Before you label me as a gunner, which maybe I am - I don’t label myself. I’m just Vaidehi. I’m curious, I like to explore new opportunities, and learn all the time. That is usually my impetus for “asking.” It has been other people who told me that my actions and personality did not match up with the petite, introverted, Indian woman who likes to wear bright colors and talk about reproductive health on first dates (true story).

Here’s the thing. There’s a fine line. You don’t want to raise a child who is so entitled that they believe that they are privileged because they deserve to be, or because they are better than other people. Rather, the understanding I was brought up with is that I as a person could attain opportunities that I wanted and worked hard to achieve.
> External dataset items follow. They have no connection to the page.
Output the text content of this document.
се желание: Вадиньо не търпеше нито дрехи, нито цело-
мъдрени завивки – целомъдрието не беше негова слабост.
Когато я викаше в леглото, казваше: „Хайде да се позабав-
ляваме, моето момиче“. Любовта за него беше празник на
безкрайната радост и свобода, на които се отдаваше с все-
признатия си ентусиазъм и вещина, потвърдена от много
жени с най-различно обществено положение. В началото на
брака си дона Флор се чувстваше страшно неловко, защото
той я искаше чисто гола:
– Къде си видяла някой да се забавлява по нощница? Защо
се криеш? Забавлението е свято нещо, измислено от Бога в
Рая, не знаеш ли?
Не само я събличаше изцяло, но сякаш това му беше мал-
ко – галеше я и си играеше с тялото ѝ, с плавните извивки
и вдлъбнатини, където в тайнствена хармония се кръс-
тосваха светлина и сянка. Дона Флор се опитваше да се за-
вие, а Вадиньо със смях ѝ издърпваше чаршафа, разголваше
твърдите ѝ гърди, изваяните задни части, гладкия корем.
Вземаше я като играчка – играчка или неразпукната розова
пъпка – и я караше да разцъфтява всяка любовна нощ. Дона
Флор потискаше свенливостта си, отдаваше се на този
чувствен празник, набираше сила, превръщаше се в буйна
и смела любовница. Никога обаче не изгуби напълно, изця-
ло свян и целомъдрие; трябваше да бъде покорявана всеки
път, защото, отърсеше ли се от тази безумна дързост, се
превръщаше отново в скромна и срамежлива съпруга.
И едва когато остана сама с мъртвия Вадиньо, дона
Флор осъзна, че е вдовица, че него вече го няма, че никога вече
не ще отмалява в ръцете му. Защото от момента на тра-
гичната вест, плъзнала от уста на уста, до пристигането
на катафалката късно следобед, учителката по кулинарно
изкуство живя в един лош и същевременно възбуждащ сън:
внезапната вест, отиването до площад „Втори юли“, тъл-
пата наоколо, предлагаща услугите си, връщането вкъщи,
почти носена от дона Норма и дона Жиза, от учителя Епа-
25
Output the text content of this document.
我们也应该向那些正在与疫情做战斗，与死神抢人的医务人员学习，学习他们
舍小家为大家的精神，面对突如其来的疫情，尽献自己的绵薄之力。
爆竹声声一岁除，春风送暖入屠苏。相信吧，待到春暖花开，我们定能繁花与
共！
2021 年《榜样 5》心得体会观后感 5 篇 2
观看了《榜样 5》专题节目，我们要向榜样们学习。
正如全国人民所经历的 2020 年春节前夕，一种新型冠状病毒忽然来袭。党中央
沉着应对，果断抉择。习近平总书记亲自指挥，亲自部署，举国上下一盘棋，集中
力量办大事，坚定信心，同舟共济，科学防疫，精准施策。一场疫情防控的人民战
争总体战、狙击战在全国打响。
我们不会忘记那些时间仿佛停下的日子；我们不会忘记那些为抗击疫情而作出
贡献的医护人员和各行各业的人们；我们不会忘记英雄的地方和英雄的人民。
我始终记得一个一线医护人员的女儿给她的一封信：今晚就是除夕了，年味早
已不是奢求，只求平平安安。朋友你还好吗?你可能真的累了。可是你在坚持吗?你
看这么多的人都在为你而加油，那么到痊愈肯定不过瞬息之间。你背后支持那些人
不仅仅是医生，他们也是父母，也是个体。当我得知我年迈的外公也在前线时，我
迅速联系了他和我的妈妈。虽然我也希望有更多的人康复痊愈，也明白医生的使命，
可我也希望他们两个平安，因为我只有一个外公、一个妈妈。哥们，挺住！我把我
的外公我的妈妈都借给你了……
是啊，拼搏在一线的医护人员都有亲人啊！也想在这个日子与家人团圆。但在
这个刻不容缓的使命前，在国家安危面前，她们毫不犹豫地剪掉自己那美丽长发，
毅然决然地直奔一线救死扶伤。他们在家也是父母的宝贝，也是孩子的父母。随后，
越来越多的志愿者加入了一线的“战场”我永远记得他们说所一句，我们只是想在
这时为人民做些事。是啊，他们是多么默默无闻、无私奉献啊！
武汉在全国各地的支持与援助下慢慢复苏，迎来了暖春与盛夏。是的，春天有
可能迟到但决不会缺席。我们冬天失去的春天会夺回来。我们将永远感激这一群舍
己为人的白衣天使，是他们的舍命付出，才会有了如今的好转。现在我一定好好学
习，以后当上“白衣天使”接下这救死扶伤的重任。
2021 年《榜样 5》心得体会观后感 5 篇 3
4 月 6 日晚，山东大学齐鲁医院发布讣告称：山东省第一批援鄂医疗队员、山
Asking, in my family, was never a bad thing.

However, my parents also made it clear that a lot of people also worked hard, took the “right” steps, and that they still did not have the privileges that I did. So while I was raised to be have self-worth and self-confidence, I never believed that having the things I did made me better than other people who did not or that I deserved them more. I simply believe that I deserve them just as much as anyone else.

It took me a long time to learn how to balance my confidence with an understanding of how my body, gender, skin color, and socio-economic place, and family structure greatly affected my ability to actually have the kind of entitlement Mindy describes.

The key here is that I don’t have all the privileges of a straight white man, because if you didn’t know already, I am a woman, I am an Indian immigrant turned US citizen raised in America, and because the world does not see me as a white man. So what if I see myself as having the opportunities as one? I deserve it (or so I believe) and that has opened up a lot of doors for me.

I also understand that there are complexities to this issue that I am not addressing because this piece could be unpacked into a long book if we went into things like the Diaspora creating disparate cultures, immigrants vs. resident populations, race, gender, education, and family.

But my main point here is that to a degree we should also espouse a sense of confidence that comes from what Mindy has essentially coined “white man entitlement” syndrome. So women, maybe you should take up more space and stop apologizing for doing so because you deserve that space as much as anyone else. As a student of color, you should definitely feel that it is your right to take advantage of opportunities that an institution offers.

I deeply enjoy being who I am with all the labels and I would never trade my lived experiences. However, I am keenly aware that my sense of “white man entitlement” has gotten me into places and opportunities that I would not have achieved had I really sat down and thought of all the inherent inequalities I face for being me. And without discounting the experiences of others that I cannot and do not understand intimately, I urge you to channel a little “white male entitlement” the next time you feel you can’t ask, don’t deserve it, or don’t think you’re good enough. Because you probably are, and even if you’re not “right” for the job, the team, or the show – taking the initiative is half the battle.

That may be the more important lesson to learn.